Muitos proprietários de imóveis acreditam que, ao detectar rachaduras, infiltrações ou falhas estruturais, são obrigados a esgotar todas as tentativas de solução amigável com a construtora antes de buscar o Judiciário. No entanto, o Superior Tribunal de Justiça (STJ) reafirmou um entendimento valioso para o consumidor: a queixa administrativa não é requisito para o ajuizamento de ação judicial.
Neste artigo, explicamos essa decisão e os prazos que garantem o seu direito à indenização por vícios construtivos.

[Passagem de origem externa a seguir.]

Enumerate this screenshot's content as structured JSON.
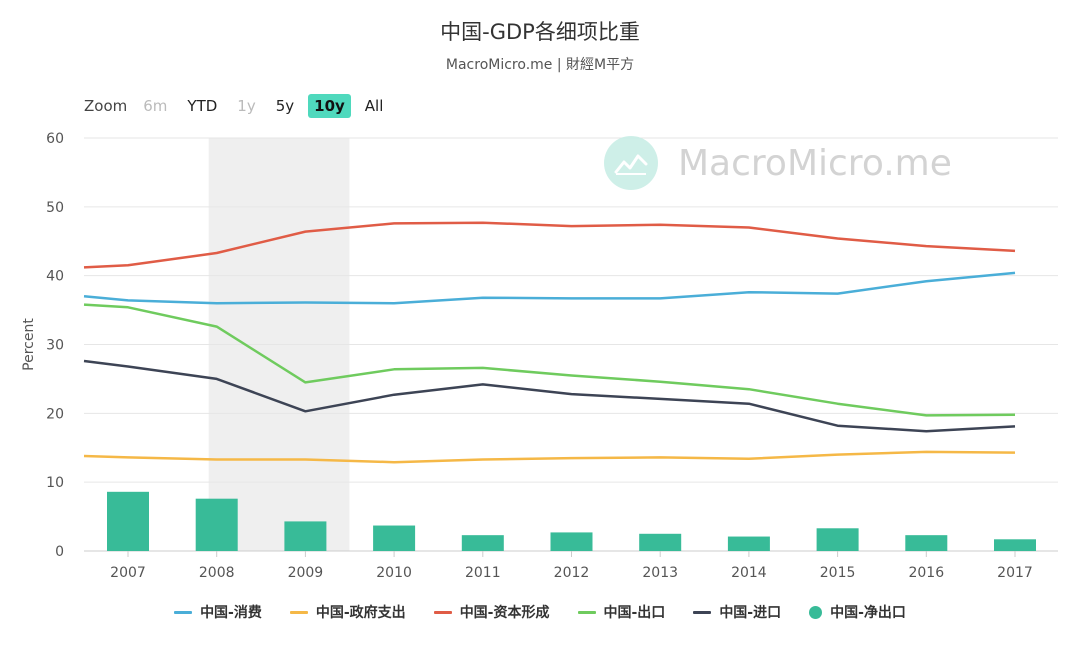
{
  "title": "中国-GDP各细项比重",
  "subtitle": "MacroMicro.me | 財經M平方",
  "zoom": {
    "label": "Zoom",
    "buttons": [
      {
        "label": "6m",
        "state": "disabled"
      },
      {
        "label": "YTD",
        "state": "normal"
      },
      {
        "label": "1y",
        "state": "disabled"
      },
      {
        "label": "5y",
        "state": "normal"
      },
      {
        "label": "10y",
        "state": "active"
      },
      {
        "label": "All",
        "state": "normal"
      }
    ]
  },
  "watermark": {
    "text": "MacroMicro.me",
    "icon": "chart-line-icon"
  },
  "chart_data": {
    "type": "line",
    "x": [
      "2007",
      "2008",
      "2009",
      "2010",
      "2011",
      "2012",
      "2013",
      "2014",
      "2015",
      "2016",
      "2017"
    ],
    "ylabel": "Percent",
    "ylim": [
      0,
      60
    ],
    "yticks": [
      "0",
      "10",
      "20",
      "30",
      "40",
      "50",
      "60"
    ],
    "grid": true,
    "legend_position": "bottom",
    "highlight_band": {
      "from": "2008",
      "to": "2009"
    },
    "series": [
      {
        "name": "中国-消费",
        "kind": "line",
        "color": "#4aaed8",
        "start": 37.0,
        "values": [
          36.4,
          36.0,
          36.1,
          36.0,
          36.8,
          36.7,
          36.7,
          37.6,
          37.4,
          39.2,
          40.4
        ]
      },
      {
        "name": "中国-政府支出",
        "kind": "line",
        "color": "#f5b847",
        "start": 13.8,
        "values": [
          13.6,
          13.3,
          13.3,
          12.9,
          13.3,
          13.5,
          13.6,
          13.4,
          14.0,
          14.4,
          14.3
        ]
      },
      {
        "name": "中国-资本形成",
        "kind": "line",
        "color": "#e05c46",
        "start": 41.2,
        "values": [
          41.5,
          43.3,
          46.4,
          47.6,
          47.7,
          47.2,
          47.4,
          47.0,
          45.4,
          44.3,
          43.6
        ]
      },
      {
        "name": "中国-出口",
        "kind": "line",
        "color": "#6fcb5e",
        "start": 35.8,
        "values": [
          35.4,
          32.6,
          24.5,
          26.4,
          26.6,
          25.5,
          24.6,
          23.5,
          21.4,
          19.7,
          19.8
        ]
      },
      {
        "name": "中国-进口",
        "kind": "line",
        "color": "#3d4455",
        "start": 27.6,
        "values": [
          26.8,
          25.0,
          20.3,
          22.7,
          24.2,
          22.8,
          22.1,
          21.4,
          18.2,
          17.4,
          18.1
        ]
      },
      {
        "name": "中国-净出口",
        "kind": "bar",
        "color": "#38bb98",
        "values": [
          8.6,
          7.6,
          4.3,
          3.7,
          2.3,
          2.7,
          2.5,
          2.1,
          3.3,
          2.3,
          1.7
        ]
      }
    ]
  }
}
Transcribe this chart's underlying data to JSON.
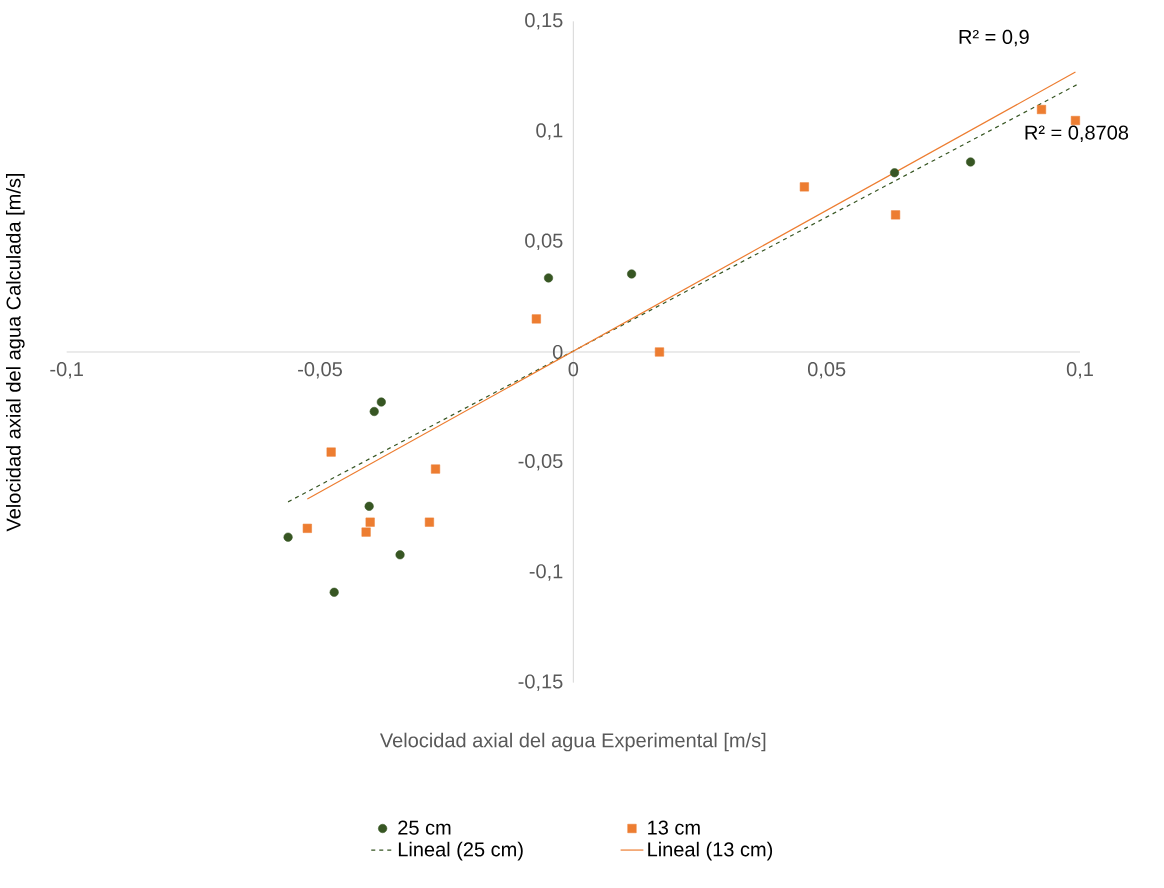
{
  "chart_data": {
    "type": "scatter",
    "xlabel": "Velocidad axial del agua Experimental  [m/s]",
    "ylabel": "Velocidad axial del agua Calculada  [m/s]",
    "xlim": [
      -0.1,
      0.1
    ],
    "ylim": [
      -0.15,
      0.15
    ],
    "xticks": [
      {
        "value": -0.1,
        "label": "-0,1"
      },
      {
        "value": -0.05,
        "label": "-0,05"
      },
      {
        "value": 0,
        "label": "0"
      },
      {
        "value": 0.05,
        "label": "0,05"
      },
      {
        "value": 0.1,
        "label": "0,1"
      }
    ],
    "yticks": [
      {
        "value": -0.15,
        "label": "-0,15"
      },
      {
        "value": -0.1,
        "label": "-0,1"
      },
      {
        "value": -0.05,
        "label": "-0,05"
      },
      {
        "value": 0,
        "label": "0"
      },
      {
        "value": 0.05,
        "label": "0,05"
      },
      {
        "value": 0.1,
        "label": "0,1"
      },
      {
        "value": 0.15,
        "label": "0,15"
      }
    ],
    "grid": false,
    "legend": "bottom",
    "annotations": [
      "R² = 0,9",
      "R² = 0,8708"
    ],
    "series": [
      {
        "name": "25 cm",
        "type": "scatter",
        "marker": "circle",
        "color": "#375623",
        "x": [
          -0.0563,
          -0.0472,
          -0.0393,
          -0.0379,
          -0.0403,
          -0.0342,
          -0.0049,
          0.0115,
          0.0634,
          0.0784
        ],
        "values": [
          -0.084,
          -0.109,
          -0.027,
          -0.0227,
          -0.07,
          -0.092,
          0.0336,
          0.0354,
          0.0813,
          0.0862
        ]
      },
      {
        "name": "13 cm",
        "type": "scatter",
        "marker": "square",
        "color": "#ed7d31",
        "x": [
          -0.0525,
          -0.0478,
          -0.0409,
          -0.0401,
          -0.0284,
          -0.0272,
          -0.0073,
          0.017,
          0.0456,
          0.0636,
          0.0924,
          0.0991
        ],
        "values": [
          -0.08,
          -0.0454,
          -0.0817,
          -0.0772,
          -0.0772,
          -0.0531,
          0.015,
          0.0,
          0.0749,
          0.0622,
          0.11,
          0.105
        ]
      },
      {
        "name": "Lineal (25 cm)",
        "type": "line",
        "marker": "none",
        "line_style": "dashed",
        "color": "#375623",
        "x": [
          -0.0563,
          0.1
        ],
        "values": [
          -0.068,
          0.122
        ]
      },
      {
        "name": "Lineal (13 cm)",
        "type": "line",
        "marker": "none",
        "line_style": "solid",
        "color": "#ed7d31",
        "x": [
          -0.0525,
          0.0991
        ],
        "values": [
          -0.0667,
          0.127
        ]
      }
    ]
  }
}
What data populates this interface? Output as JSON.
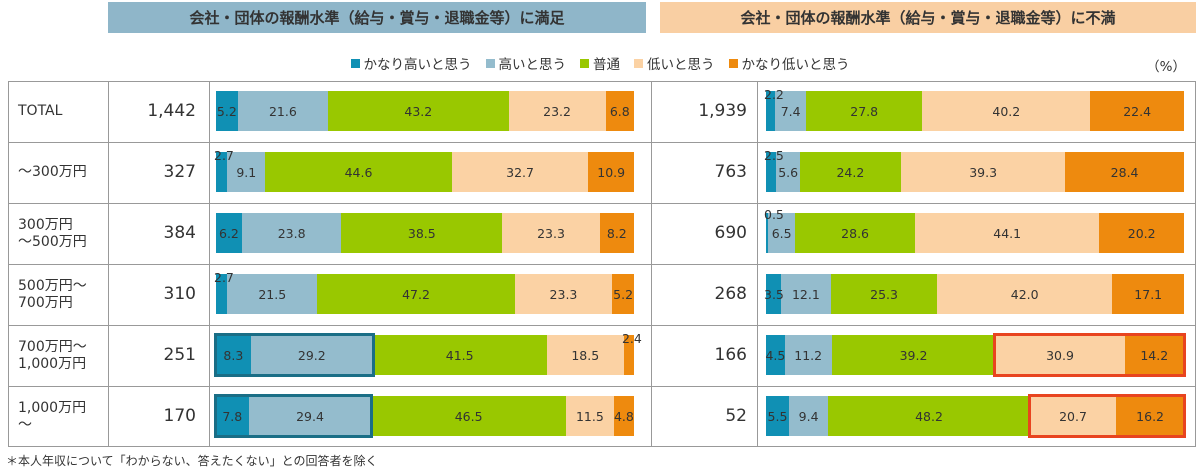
{
  "headers": {
    "satisfied": "会社・団体の報酬水準（給与・賞与・退職金等）に満足",
    "dissatisfied": "会社・団体の報酬水準（給与・賞与・退職金等）に不満"
  },
  "unit": "（%）",
  "footnote": "＊本人年収について「わからない、答えたくない」との回答者を除く",
  "colors": [
    "#1090b4",
    "#94bccd",
    "#99c800",
    "#fbd2a4",
    "#ee8a0e"
  ],
  "chart_data": {
    "type": "bar",
    "stacked": true,
    "orientation": "horizontal",
    "legend": [
      "かなり高いと思う",
      "高いと思う",
      "普通",
      "低いと思う",
      "かなり低いと思う"
    ],
    "legend_position": "top",
    "categories": [
      "TOTAL",
      "～300万円",
      "300万円\n～500万円",
      "500万円～\n700万円",
      "700万円～\n1,000万円",
      "1,000万円\n～"
    ],
    "panels": [
      {
        "name": "会社・団体の報酬水準（給与・賞与・退職金等）に満足",
        "n": [
          "1,442",
          "327",
          "384",
          "310",
          "251",
          "170"
        ],
        "rows": [
          [
            5.2,
            21.6,
            43.2,
            23.2,
            6.8
          ],
          [
            2.7,
            9.1,
            44.6,
            32.7,
            10.9
          ],
          [
            6.2,
            23.8,
            38.5,
            23.3,
            8.2
          ],
          [
            2.7,
            21.5,
            47.2,
            23.3,
            5.2
          ],
          [
            8.3,
            29.2,
            41.5,
            18.5,
            2.4
          ],
          [
            7.8,
            29.4,
            46.5,
            11.5,
            4.8
          ]
        ],
        "highlights": [
          {
            "row": 4,
            "from": 0,
            "to": 1,
            "color": "#1a6e86"
          },
          {
            "row": 5,
            "from": 0,
            "to": 1,
            "color": "#1a6e86"
          }
        ]
      },
      {
        "name": "会社・団体の報酬水準（給与・賞与・退職金等）に不満",
        "n": [
          "1,939",
          "763",
          "690",
          "268",
          "166",
          "52"
        ],
        "rows": [
          [
            2.2,
            7.4,
            27.8,
            40.2,
            22.4
          ],
          [
            2.5,
            5.6,
            24.2,
            39.3,
            28.4
          ],
          [
            0.5,
            6.5,
            28.6,
            44.1,
            20.2
          ],
          [
            3.5,
            12.1,
            25.3,
            42.0,
            17.1
          ],
          [
            4.5,
            11.2,
            39.2,
            30.9,
            14.2
          ],
          [
            5.5,
            9.4,
            48.2,
            20.7,
            16.2
          ]
        ],
        "highlights": [
          {
            "row": 4,
            "from": 3,
            "to": 4,
            "color": "#e8441f"
          },
          {
            "row": 5,
            "from": 3,
            "to": 4,
            "color": "#e8441f"
          }
        ]
      }
    ]
  }
}
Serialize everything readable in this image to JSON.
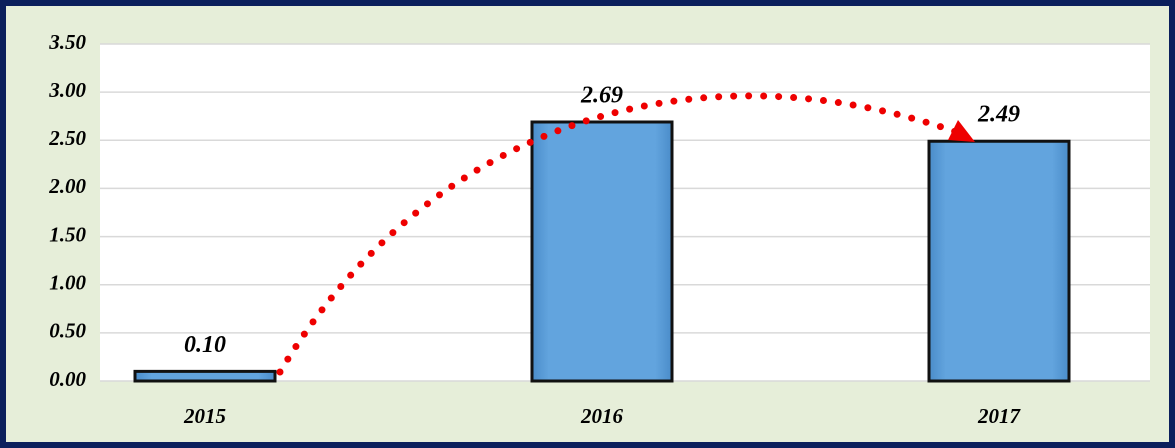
{
  "chart_data": {
    "type": "bar",
    "categories": [
      "2015",
      "2016",
      "2017"
    ],
    "values": [
      0.1,
      2.69,
      2.49
    ],
    "value_labels": [
      "0.10",
      "2.69",
      "2.49"
    ],
    "color": "#62a4de",
    "ylim": [
      0,
      3.5
    ],
    "yticks": [
      {
        "value": 0,
        "label": "0.00"
      },
      {
        "value": 0.5,
        "label": "0.50"
      },
      {
        "value": 1,
        "label": "1.00"
      },
      {
        "value": 1.5,
        "label": "1.50"
      },
      {
        "value": 2,
        "label": "2.00"
      },
      {
        "value": 2.5,
        "label": "2.50"
      },
      {
        "value": 3,
        "label": "3.00"
      },
      {
        "value": 3.5,
        "label": "3.50"
      }
    ],
    "grid": true
  }
}
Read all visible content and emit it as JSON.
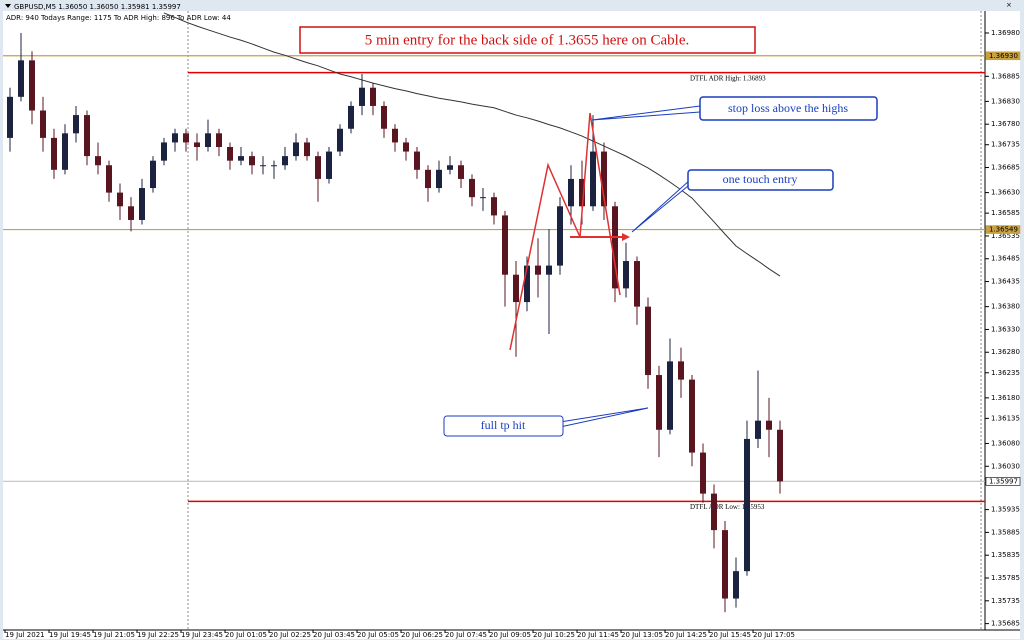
{
  "chart_data": {
    "type": "candlestick",
    "header_symbol": "GBPUSD,M5  1.36050 1.36050 1.35981 1.35997",
    "header_info": "ADR: 940  Todays Range: 1175  To ADR High: 896  To ADR Low: 44",
    "title": "5 min entry for the back side of 1.3655 here on Cable.",
    "annotations": [
      "stop loss above the highs",
      "one touch entry",
      "full tp hit"
    ],
    "categories": [
      "19 Jul 2021",
      null,
      null,
      null,
      "19 Jul 19:45",
      null,
      null,
      null,
      "19 Jul 21:05",
      null,
      null,
      null,
      "19 Jul 22:25",
      null,
      null,
      null,
      "19 Jul 23:45",
      null,
      null,
      null,
      "20 Jul 01:05",
      null,
      null,
      null,
      "20 Jul 02:25",
      null,
      null,
      null,
      "20 Jul 03:45",
      null,
      null,
      null,
      "20 Jul 05:05",
      null,
      null,
      null,
      "20 Jul 06:25",
      null,
      null,
      null,
      "20 Jul 07:45",
      null,
      null,
      null,
      "20 Jul 09:05",
      null,
      null,
      null,
      "20 Jul 10:25",
      null,
      null,
      null,
      "20 Jul 11:45",
      null,
      null,
      null,
      "20 Jul 13:05",
      null,
      null,
      null,
      "20 Jul 14:25",
      null,
      null,
      null,
      "20 Jul 15:45",
      null,
      null,
      null,
      "20 Jul 17:05",
      null,
      null
    ],
    "open": [
      1.3675,
      1.3684,
      1.3692,
      1.3681,
      1.3675,
      1.3668,
      1.3676,
      1.368,
      1.3671,
      1.3669,
      1.3663,
      1.366,
      1.3657,
      1.3664,
      1.367,
      1.3674,
      1.3676,
      1.3674,
      1.3673,
      1.3676,
      1.3673,
      1.367,
      1.3671,
      1.3669,
      1.3669,
      1.3669,
      1.3671,
      1.3674,
      1.3671,
      1.3666,
      1.3672,
      1.3677,
      1.3682,
      1.3686,
      1.3682,
      1.3677,
      1.3674,
      1.3672,
      1.3668,
      1.3664,
      1.3668,
      1.3669,
      1.3666,
      1.3662,
      1.3662,
      1.3658,
      1.3645,
      1.3639,
      1.3647,
      1.3645,
      1.3647,
      1.366,
      1.3666,
      1.366,
      1.3672,
      1.366,
      1.3642,
      1.3648,
      1.3638,
      1.3623,
      1.3611,
      1.3626,
      1.3622,
      1.3606,
      1.3597,
      1.3589,
      1.3574,
      1.358,
      1.3609,
      1.3613,
      1.3611
    ],
    "high": [
      1.3686,
      1.3698,
      1.3694,
      1.3684,
      1.3677,
      1.3678,
      1.3682,
      1.3681,
      1.3674,
      1.367,
      1.3665,
      1.3662,
      1.3666,
      1.3671,
      1.3675,
      1.3677,
      1.3677,
      1.3676,
      1.3679,
      1.3677,
      1.3674,
      1.3673,
      1.3672,
      1.3671,
      1.367,
      1.3673,
      1.3676,
      1.3675,
      1.3672,
      1.3673,
      1.3678,
      1.3683,
      1.3689,
      1.3687,
      1.3683,
      1.3678,
      1.3675,
      1.3673,
      1.3669,
      1.367,
      1.3671,
      1.367,
      1.3667,
      1.3664,
      1.3663,
      1.3659,
      1.3648,
      1.3649,
      1.3653,
      1.3655,
      1.3662,
      1.3669,
      1.367,
      1.368,
      1.3674,
      1.3661,
      1.3652,
      1.3649,
      1.364,
      1.3625,
      1.3631,
      1.3629,
      1.3623,
      1.3608,
      1.3599,
      1.3591,
      1.3583,
      1.3613,
      1.3624,
      1.3618,
      1.3613
    ],
    "low": [
      1.3672,
      1.3683,
      1.3678,
      1.3672,
      1.3666,
      1.3667,
      1.3674,
      1.3669,
      1.3667,
      1.3661,
      1.3657,
      1.36545,
      1.3656,
      1.3663,
      1.3669,
      1.3672,
      1.3672,
      1.367,
      1.3672,
      1.3671,
      1.3668,
      1.3669,
      1.3667,
      1.3667,
      1.3666,
      1.3668,
      1.367,
      1.367,
      1.3661,
      1.3665,
      1.3671,
      1.3676,
      1.368,
      1.368,
      1.3675,
      1.3672,
      1.367,
      1.3666,
      1.3661,
      1.3663,
      1.3667,
      1.3664,
      1.366,
      1.3659,
      1.3656,
      1.3638,
      1.3627,
      1.3637,
      1.364,
      1.3632,
      1.3645,
      1.3656,
      1.3656,
      1.3659,
      1.3657,
      1.3639,
      1.364,
      1.3634,
      1.362,
      1.3605,
      1.361,
      1.3618,
      1.3603,
      1.3595,
      1.3585,
      1.3571,
      1.3572,
      1.3579,
      1.3607,
      1.3605,
      1.3597
    ],
    "close": [
      1.3684,
      1.3692,
      1.3681,
      1.3675,
      1.3668,
      1.3676,
      1.368,
      1.3671,
      1.3669,
      1.3663,
      1.366,
      1.3657,
      1.3664,
      1.367,
      1.3674,
      1.3676,
      1.3674,
      1.3673,
      1.3676,
      1.3673,
      1.367,
      1.3671,
      1.3669,
      1.3669,
      1.3669,
      1.3671,
      1.3674,
      1.3671,
      1.3666,
      1.3672,
      1.3677,
      1.3682,
      1.3686,
      1.3682,
      1.3677,
      1.3674,
      1.3672,
      1.3668,
      1.3664,
      1.3668,
      1.3669,
      1.3666,
      1.3662,
      1.3662,
      1.3658,
      1.3645,
      1.3639,
      1.3647,
      1.3645,
      1.3647,
      1.366,
      1.3666,
      1.366,
      1.3672,
      1.366,
      1.3642,
      1.3648,
      1.3638,
      1.3623,
      1.3611,
      1.3626,
      1.3622,
      1.3606,
      1.3597,
      1.3589,
      1.3574,
      1.358,
      1.3609,
      1.3613,
      1.3611,
      1.35997
    ],
    "up_color": "#1c2340",
    "down_color": "#5a1620",
    "ma": {
      "color": "#333333",
      "values": [
        null,
        null,
        null,
        null,
        null,
        null,
        null,
        null,
        null,
        null,
        null,
        null,
        null,
        null,
        1.37024,
        1.37014,
        1.37004,
        1.36995,
        1.36987,
        1.36979,
        1.36971,
        1.36964,
        1.36956,
        1.36947,
        1.36938,
        1.36931,
        1.36923,
        1.36915,
        1.36908,
        1.36899,
        1.3689,
        1.36884,
        1.36877,
        1.3687,
        1.36864,
        1.36858,
        1.36853,
        1.36847,
        1.36842,
        1.36837,
        1.36833,
        1.36829,
        1.36824,
        1.3682,
        1.36816,
        1.36808,
        1.368,
        1.36794,
        1.36787,
        1.36779,
        1.36772,
        1.36763,
        1.36754,
        1.36743,
        1.36732,
        1.36721,
        1.3671,
        1.36697,
        1.36684,
        1.36669,
        1.36653,
        1.36636,
        1.36618,
        1.36592,
        1.36566,
        1.36539,
        1.36513,
        1.36496,
        1.3648,
        1.36463,
        1.36447
      ]
    },
    "levels": [
      {
        "value": 1.3693,
        "label": "1.36930",
        "color": "#c8a040"
      },
      {
        "value": 1.36549,
        "label": "1.36549",
        "color": "#c8a040"
      },
      {
        "value": 1.35997,
        "label": "1.35997",
        "color": "#c0c0c0"
      }
    ],
    "adr_lines": [
      {
        "value": 1.36893,
        "label": "DTFL ADR High: 1.36893",
        "color": "#e00000"
      },
      {
        "value": 1.35953,
        "label": "DTFL ADR Low: 1.35953",
        "color": "#e00000"
      }
    ],
    "ylim": [
      1.35671,
      1.37026
    ],
    "yticks": [
      {
        "value": 1.3698,
        "label": "1.36980"
      },
      1.36885,
      {
        "value": 1.3683,
        "label": "1.36830"
      },
      {
        "value": 1.3678,
        "label": "1.36780"
      },
      1.36735,
      1.36685,
      {
        "value": 1.3663,
        "label": "1.36630"
      },
      1.36585,
      1.36535,
      1.36485,
      1.36435,
      {
        "value": 1.3638,
        "label": "1.36380"
      },
      {
        "value": 1.3633,
        "label": "1.36330"
      },
      {
        "value": 1.3628,
        "label": "1.36280"
      },
      1.36235,
      {
        "value": 1.3618,
        "label": "1.36180"
      },
      1.36135,
      {
        "value": 1.3608,
        "label": "1.36080"
      },
      {
        "value": 1.3603,
        "label": "1.36030"
      },
      1.35935,
      1.35885,
      1.35835,
      1.35785,
      1.35735,
      1.35685
    ]
  }
}
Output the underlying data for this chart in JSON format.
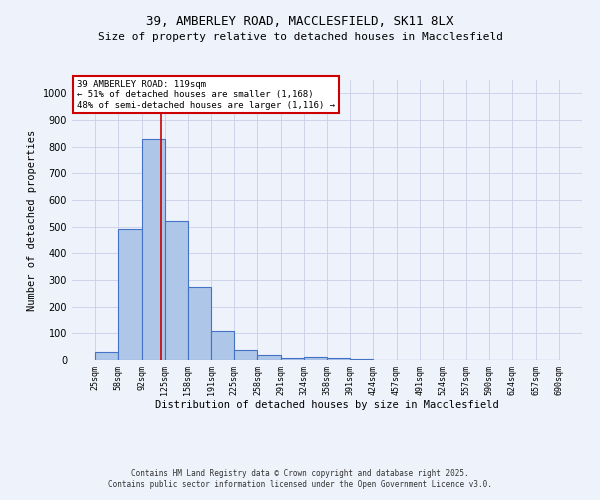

O Princípio da Inafastabilidade da Jurisdição
Em julgamento recente (REsp 2.233.886/RS), a 3ª Turma do STJ rejeitou o recurso de uma construtora que tentava condicionar o processo à reclamação prévia em programas internos de qualidade.
O Ministro relator, Moura Ribeiro, destacou que exigir tal conduta violaria o princípio da inafastabilidade da jurisdição. Ou seja, o cidadão tem o direito constitucional de recorrer diretamente ao juiz para proteger seu patrimônio, especialmente quando perícias técnicas comprovam falhas na execução da obra.
Qual o prazo para processar a construtora? (Prescrição Decenal)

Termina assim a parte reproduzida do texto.